Angus Wilson: As If By Magic
There are three ways of writing a 60s novel. You can either treat the Sixties totally seriously. This, of course, is a recipe for disaster. Just ask Richard Brautigan or even Norman Mailer. You can mock the Sixties like Terry Southern. And you can use the Sixties, even wallow in the Sixties, to make your point à la Pynchon or Burroughs. Unfortunately, in this novel, Wilson is not quite sure what he wants to do, only that he wants to write a Sixties novel. Wilson’s initial approach is the not very original one of pitting the Lawrentian (as in D H Lawrence) view of the world against the Tolkien – earthy sex against magic.

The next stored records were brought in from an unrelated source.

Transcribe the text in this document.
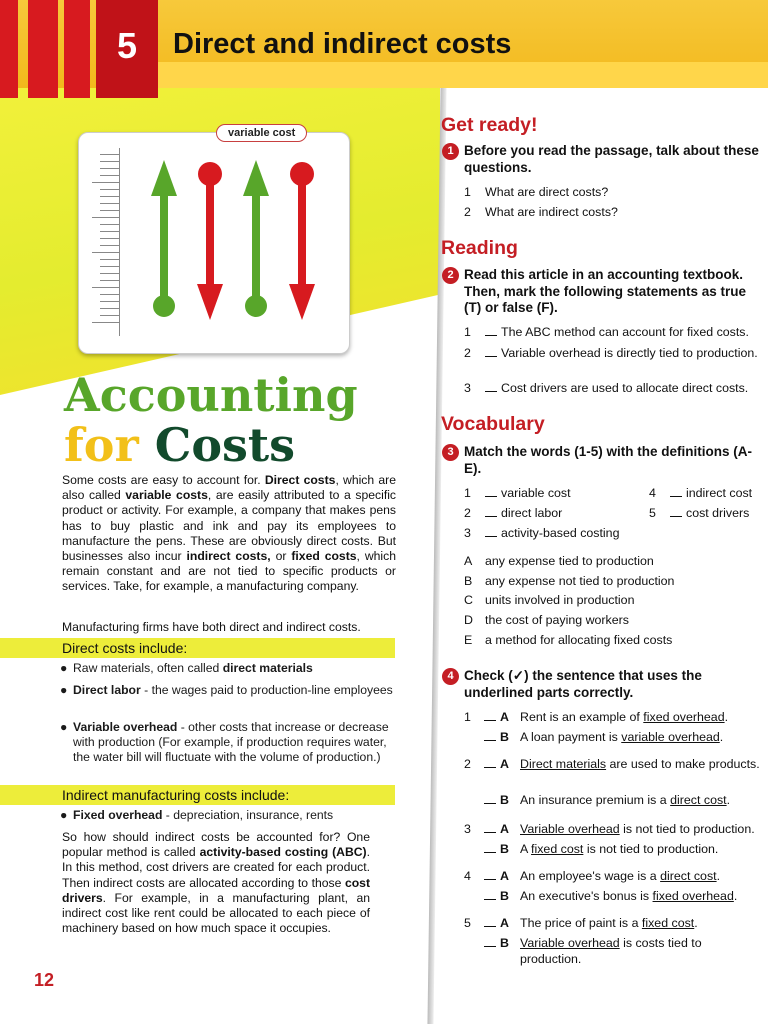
5	Direct and indirect costs
variable cost
Accounting
for Costs
Some costs are easy to account for. Direct costs, which are also called variable costs, are easily attributed to a specific product or activity. For example, a company that makes pens has to buy plastic and ink and pay its employees to manufacture the pens. These are obviously direct costs. But businesses also incur indirect costs, or fixed costs, which remain constant and are not tied to specific products or services. Take, for example, a manufacturing company.
Manufacturing firms have both direct and indirect costs.
Direct costs include:
● Raw materials, often called direct materials
● Direct labor - the wages paid to production-line employees
● Variable overhead - other costs that increase or decrease with production (For example, if production requires water, the water bill will fluctuate with the volume of production.)
Indirect manufacturing costs include:
● Fixed overhead - depreciation, insurance, rents
So how should indirect costs be accounted for? One popular method is called activity-based costing (ABC). In this method, cost drivers are created for each product. Then indirect costs are allocated according to those cost drivers. For example, in a manufacturing plant, an indirect cost like rent could be allocated to each piece of machinery based on how much space it occupies.
12
Get ready!
1 Before you read the passage, talk about these questions.
1	What are direct costs?
2	What are indirect costs?
Reading
2 Read this article in an accounting textbook. Then, mark the following statements as true (T) or false (F).
1	The ABC method can account for fixed costs.
2	Variable overhead is directly tied to production.
3	Cost drivers are used to allocate direct costs.
Vocabulary
3 Match the words (1-5) with the definitions (A-E).
1	variable cost
2	direct labor
3	activity-based costing
4	indirect cost
5	cost drivers
A	any expense tied to production
B	any expense not tied to production
C units involved in production
D the cost of paying workers
E	a method for allocating fixed costs
4 Check (✓) the sentence that uses the underlined parts correctly.
1	A Rent is an example of fixed overhead.
B A loan payment is variable overhead.
2	A Direct materials are used to make products.
B An insurance premium is a direct cost.
3	A Variable overhead is not tied to production.
B A fixed cost is not tied to production.
4	A An employee's wage is a direct cost.
B An executive's bonus is fixed overhead.
5	A The price of paint is a fixed cost.
B Variable overhead is costs tied to production.
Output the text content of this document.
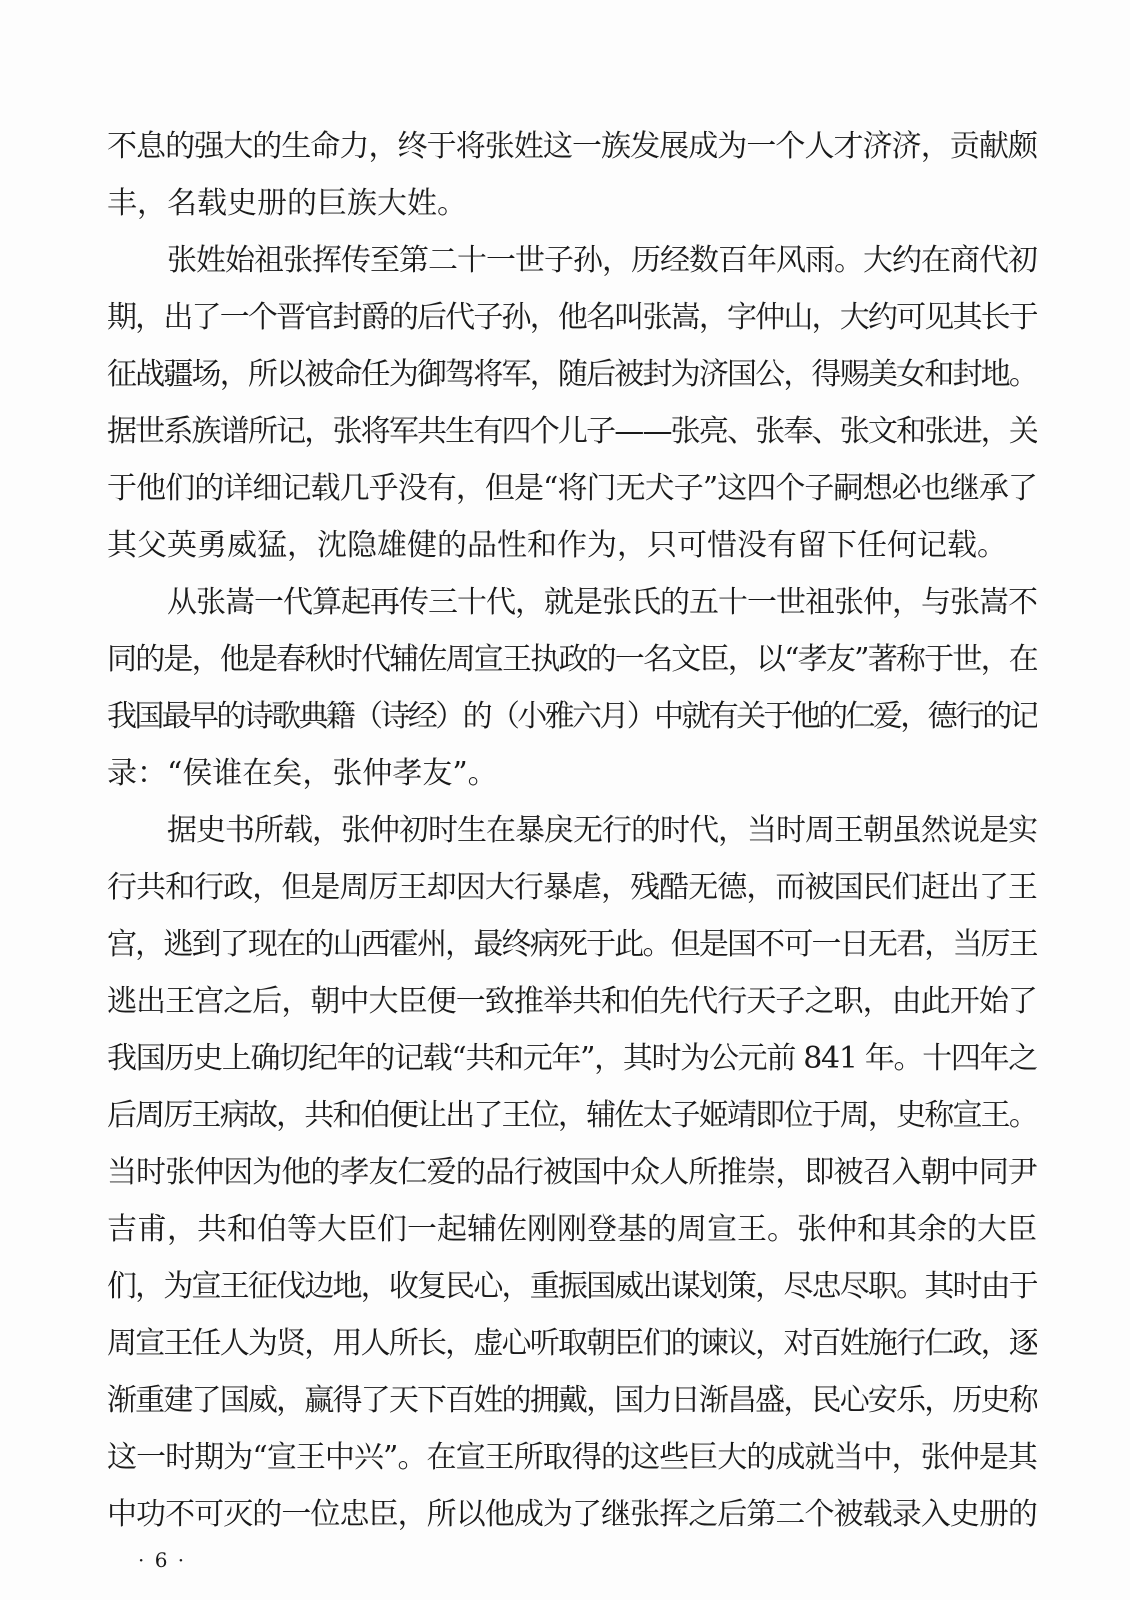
不息的强大的生命力，终于将张姓这一族发展成为一个人才济济，贡献颇
丰，名载史册的巨族大姓。
张姓始祖张挥传至第二十一世子孙，历经数百年风雨。大约在商代初
期，出了一个晋官封爵的后代子孙，他名叫张嵩，字仲山，大约可见其长于
征战疆场，所以被命任为御驾将军，随后被封为济国公，得赐美女和封地。
据世系族谱所记，张将军共生有四个儿子——张亮、张奉、张文和张进，关
于他们的详细记载几乎没有，但是“将门无犬子”这四个子嗣想必也继承了
其父英勇威猛，沈隐雄健的品性和作为，只可惜没有留下任何记载。
从张嵩一代算起再传三十代，就是张氏的五十一世祖张仲，与张嵩不
同的是，他是春秋时代辅佐周宣王执政的一名文臣，以“孝友”著称于世，在
我国最早的诗歌典籍（诗经）的（小雅六月）中就有关于他的仁爱，德行的记
录：“侯谁在矣，张仲孝友”。
据史书所载，张仲初时生在暴戾无行的时代，当时周王朝虽然说是实
行共和行政，但是周厉王却因大行暴虐，残酷无德，而被国民们赶出了王
宫，逃到了现在的山西霍州，最终病死于此。但是国不可一日无君，当厉王
逃出王宫之后，朝中大臣便一致推举共和伯先代行天子之职，由此开始了
我国历史上确切纪年的记载“共和元年”，其时为公元前 841 年。十四年之
后周厉王病故，共和伯便让出了王位，辅佐太子姬靖即位于周，史称宣王。
当时张仲因为他的孝友仁爱的品行被国中众人所推崇，即被召入朝中同尹
吉甫，共和伯等大臣们一起辅佐刚刚登基的周宣王。张仲和其余的大臣
们，为宣王征伐边地，收复民心，重振国威出谋划策，尽忠尽职。其时由于
周宣王任人为贤，用人所长，虚心听取朝臣们的谏议，对百姓施行仁政，逐
渐重建了国威，赢得了天下百姓的拥戴，国力日渐昌盛，民心安乐，历史称
这一时期为“宣王中兴”。在宣王所取得的这些巨大的成就当中，张仲是其
中功不可灭的一位忠臣，所以他成为了继张挥之后第二个被载录入史册的
· 6 ·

The story concerns Hamo Langmuir, sort of in the magic corner (he is a plant geneticist and the creator of a Green Revolution crop called, inevitably, Magic). His story is that he is travelling round the world on a sort of goodwill tour for Magic. Most of his trip is spent in getting into scrapes based on cultural differences, often, though not always, associated with his homosexual desires for the attractive young men of the Far East. On the sort of Lawrentian side is his god-daughter (niece of his erstwhile lover, Leslie), Alexandra. She is meant to be a child of the Sixties, very anti-parents, often depressed and sharing two men à la Women in Love. When she has a child by one of them, she does her Sixties visit-the-ashrams-of-Morocco-and-India tour, where, like her godfather, she has her own cultural problems. Inevitably, the two meet up (in Goa) and there is a crisis and Alexandra, at least, ends up living more or less happily and magic-free ever after.
It is a brave attempt – the attempt to do the Lawrence-Tolkien clash and to do a sort of tour through the Sixties. But it really does not work at all. I got the feeling that Wilson sort of lost interest in the Lawrence-Tolkien clash halfway through, only coming back to it at the end. In fact he seemed more interested in Hamo’s erotic chase after the beautiful young men of Asia. Asides on the Green Revolution and other Sixties phenomena now seem dated and quaint. Frankly, Wilson was not a Sixties man.